As leaders in education, a big part of our job involves our ability to be resilient. Our ability to stay positive and move forward is essential to our effectiveness as leaders and educators.  So, when you find yourself in a position where you feel overwhelmed, hurt, frustrated, and you might just feel like throwing in the towel, remember you have students and other educators relying on you. They are relying on your leadership and ability to move them forward in the face of challenge.

How resilient are you?

How do you maintain your resilience?

How do you model resiliency?

How do you teach others to be more resilient?

Published by Tia M. Dawson

There are many things that define who I am as a person. First of all, I am a mother of 3 wonderful children! I can not express how fortunate we are to have our children in our life! Secondly, I am an elementary educator who recently returned to the classroom after 12+ years as an elementary school administrator. Lastly, I am passionate about helping others, learning about abuse, helping others in abusive relationships, and helping others understand their worth.

5 thoughts on “Resilience in Leadership

  1. Hi Tia,
    Yourr comments about trust really resonated with me. I am a real Pollyanna (I think we’ve discussed this before!) and tend to think the best of everyone in their intentions and actions. I have had my trust broken and even so, it hasn’t changed my outlook on people. I can’t imagine how we could do the work we do and be in a people oriented field if we lost that.

    1. Hi Carol (or should I say Pollyanna),

      Thanks for taking the time to read and comment on this post.

      Yes, I think we are very much alike in many ways and this is one of them. I also feel that people are just good. We must trust and know that if we get that trust broken, we just carry on and rebuild. It’s okay. It’s actually very important in the work we do. I can’t imagine our work without trust.


  2. I really enjoyed this post, Tia, and your questions at the end about resiliency. I think being resilient is so important. When reflecting on my own resiliency, what stands out for me was becoming more knowledgeable about what I was experiencing. So, educating myself about systems and protocols and policies. Once I felt comfortable and more confident in that knowledge, I found it easier to manage situations. I share that knowledge with others and encourage them along their journey, too. No point in keeping this stuff to myself! Trust is huge, as is forgiveness – each of them sometimes difficult to achieve, but so important. I’m not sure I will ever be able to completely “forgive” some situations, but I have certainly reflected on them, reflected on how I could do things differently and then moved on. I carry the remaining hurt with me, but not as a detriment to myself. That hurt I carry is my motivator – it pushes me forward on my path and reminds me why I do what I do. Thanks for this post, and encouraging me to reflect on what resiliency means to me.

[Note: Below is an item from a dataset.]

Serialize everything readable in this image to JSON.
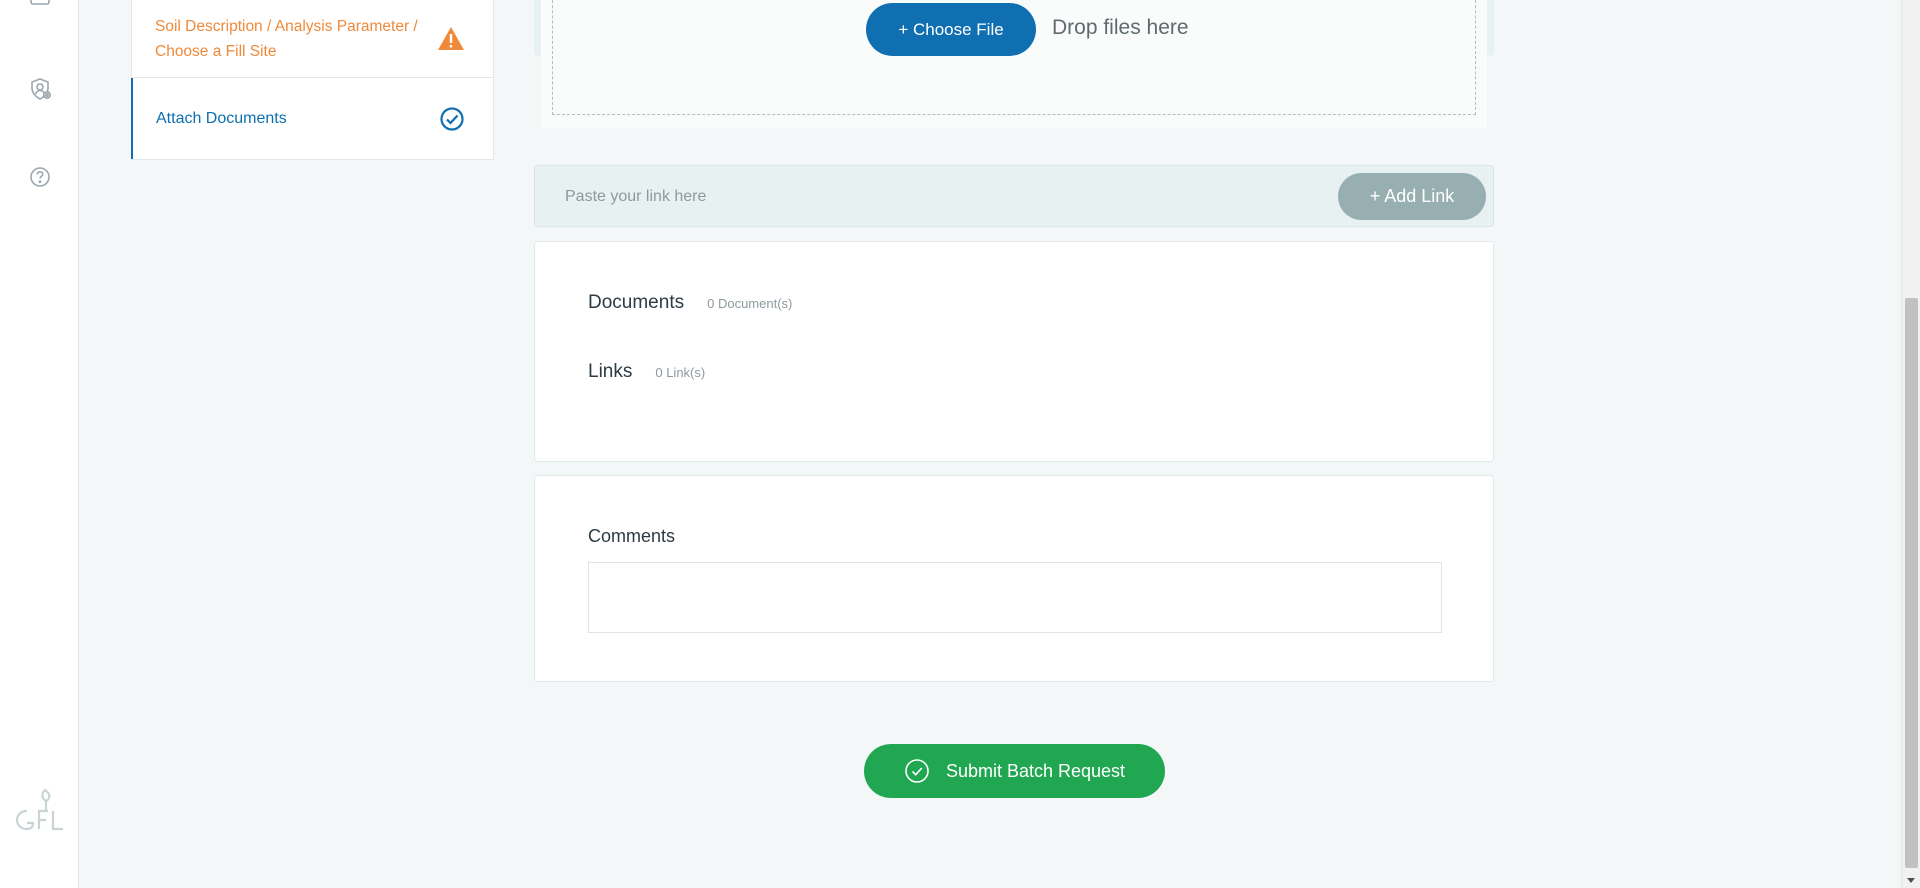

    1. Thanks for reading and commenting!

      Resilience is so important. Growing up, I never really understood it. Well, not until I did a university paper on it while doing my Bachelor’s degree. At that point I delved in, in an effort to better understand my why and how, and did a 15 page paper on Resiliency. I just recently came across that paper again!

      Yes, I agree, I know that forgiveness is very important, but not so sure that I can completely forgive certain things. Definitely, I will never be able to forget, that’s for sure. It is important not to let that hurt stifle who we are and what we want in our life and in the lives of our children (just as you said). Reflection is so very important in our effort to not have these things carry forward with us.